So it was a warm day in February that I got to check in on the bees Matt and I started raising last spring. I wasn’t hopeful. I couldn’t hear them buzzing and the hive had gotten really small when I last looked at them in October. But you never know.

I took the cover off the hive and was surprised to find almost nothing—maybe a hundred dead bees. So where did all the bees go? They didn’t survive, but I assumed there would be thousands of dead bees at the bottom.

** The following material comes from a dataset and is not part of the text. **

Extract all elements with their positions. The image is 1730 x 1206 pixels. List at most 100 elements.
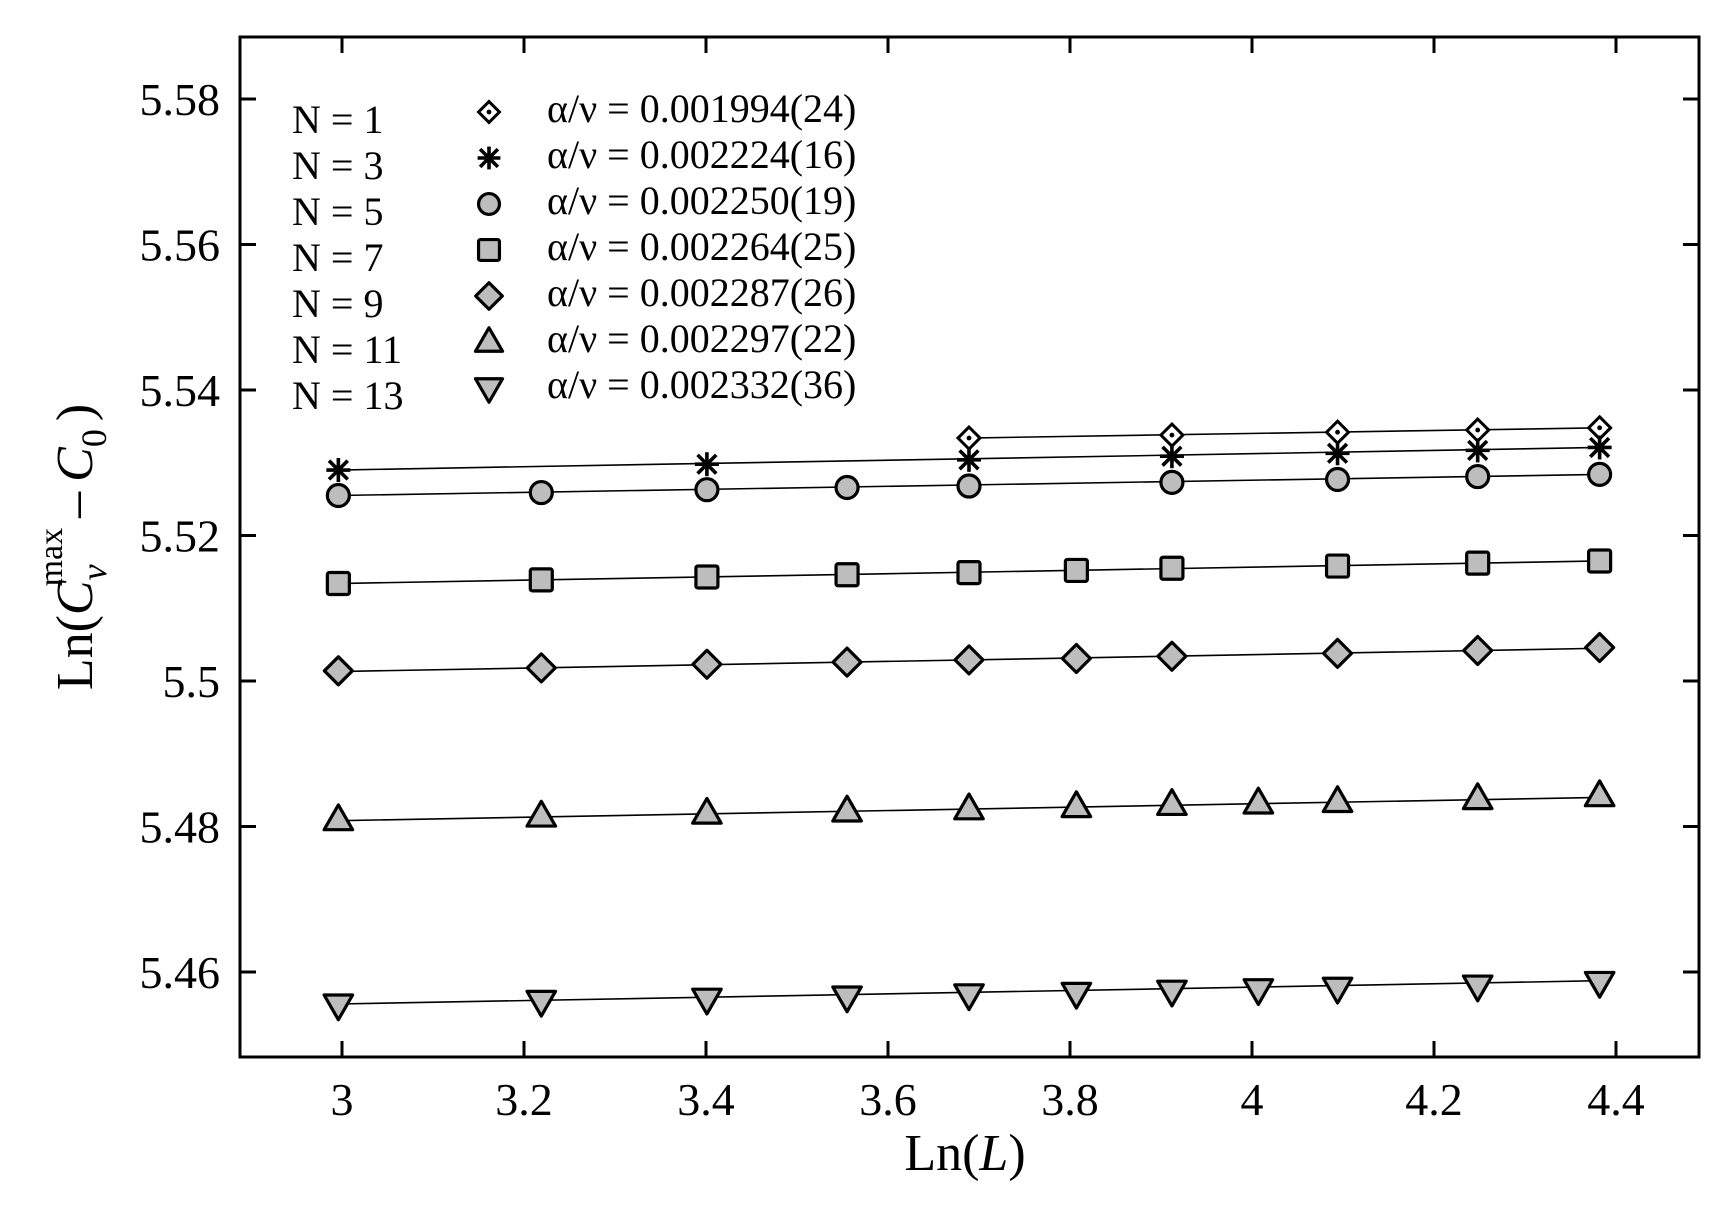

Turns out, like many animals, bees will often leave their home to die. I felt bad like I hadn’t cared for the bees enough. Our friend Craig who has been guiding us through the process came to offer his advice. He thought it might have been a couple of things. We may not have fed them enough. We are supposed to feed them sugar water, which we did, but not nearly as often as we should have it turns out. We fed weekly when we should really be feeding every other day. There are scratch marks on the hive, which could be the signs of a skunk. Turns out skunks will wait outside of hives and eat bees as they come out. The stingers have no effect. The hive could have turned on the queen and killed her since she was laying eggs and maintaining the hive improperly. This could have been because of our lack of feeding or they could have had a disease. Bees will not defecate in their home so when you first get them they usually go to the bathroom because they didn’t during travel. Our bees seemed to have excessive diarrhea (who knew a bee could have this problem) and that might have been a sign that they arrived sick.

So with a LITTLE more knowledge, we are going to try again. Our new bees should arrive in May. I’m excited again and look forward to doing a better job this time.